Natürlich hallt das Echo von Trumps Hetzkampagnen nach, wie er sie eben wieder zu den Midterms entfacht, wenn wir von Briefbomben hören, adressiert an George Soros und die Obamas und die Clintons und weitere Demokraten und den Sender CNN. „Diese feigen Aktionen sind verachtenswert und haben keinen Platz in diesem Land“, twittert der Vizepräsident. Keinen Platz? Sie sind hier gerade zuhause. Pence müsste sich nur umdrehen und seinem Präsidenten in die Augen sehen, der neulich erst George Soros als Drahtzieher in der Causa Kavanaugh denunzierte – Viktor Orban könnte nicht übler hetzen -, der CNN mantrahaft immer nur Fake News nennt und jetzt wieder Tag für Tag das „lock her up!“ seiner Fans entgegennimmt wie eine Liebeserklärung – wider Hilary Clinton. Worte werden zu Sprengsätzen, verdichten sich zu Bomben, wenn Poeten wie Bannon zu träumen beginnen und viel zu viele Leute nur geile Worte klingen hören.

pathologisch

Die noch immer nicht vollends aufgeklärten Ereignisse im saudi-arabischen Konsulat zu Istanbul klingen allemal so fürchterlich und nähren auf nicht minder fürchterliche Weise unsere Klischees von fiesen Herrschern, wildfremder Grausamkeit, pflichtbewussten Folterknechten – Halsabschneidern mit Beamtenstatus – und einem heillos verliebten Opfer, dass ein Wort wie „Knochensäge“, das zuletzt in allen Artikeln auftauchte, seine wundersame Macht entfalten kann.
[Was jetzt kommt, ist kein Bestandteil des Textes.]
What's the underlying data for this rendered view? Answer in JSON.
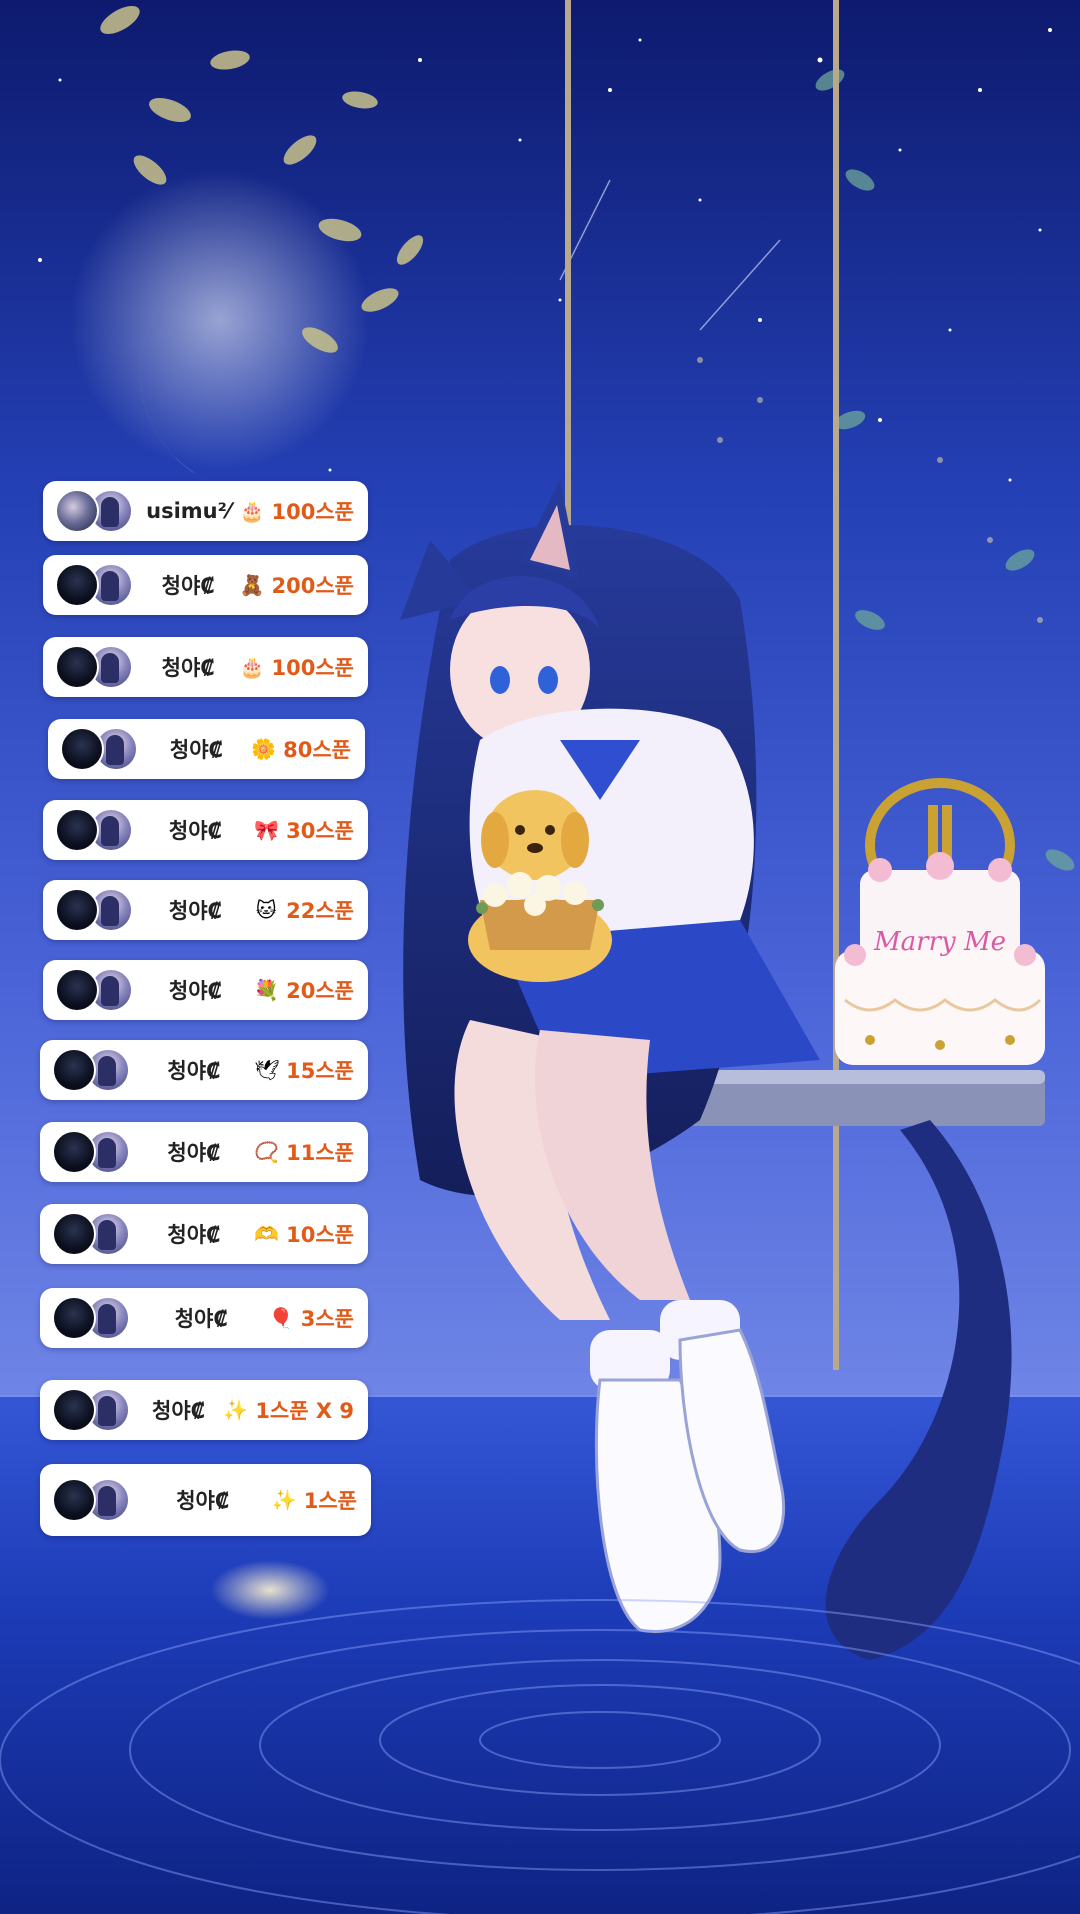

Wie anders wäre die Herrschaft über die eigene Phantasie zurückzuerobern? Was hätten wir dem Ungeheuerlichen entgegenzusetzen als eine von versierter Pathologenhand geführte Säge zur Zerlegung eines Menschenkörpers? Wo eine Knochensäge ist, da fallen nicht nur Späne. Dank dieses bösen Instruments, seinen argen Geräuschen, lässt sich diese Gegenwart, wenn auch unter Schmerzen, für einen Augenblick begreifen.

Es gibt sie noch

Neulich habe ich in diesem blog zurückgeblättert, um mit Schrecken zu sehen, wie viel Platz darin Donald Trump einnimmt. Aus tausend schlechten Gründen. Heute nur so viel, nachdem ich schon seinen alle Frauen verhöhnenden Angriff auf Christine Ford beim Wahlkampfauftritt in Southaven, Missisippi, nicht zum Anlass einer Ohnmacht nahm (hinter ihm der Jubel feister weißer Männer und peinlich vieler Frauen): Es gibt sie noch, die guten Amerikaner – Christine Ford oder die beiden Aktivistinnen, die Senator Flake im Fahrstuhl festsetzten, oder zig hundert Richter, die Brett Kavanaugh allein nach seinem Jammerwutauftritt im Senat beurteilen („nicht das richtige Naturell“, „Mangel an richterlichem Temperament“), oder Matt Damon und die Gruppe Comedians mit einem Reenactment jener desaströsen Senatssitzung – „I am a keg half full kind of guy“.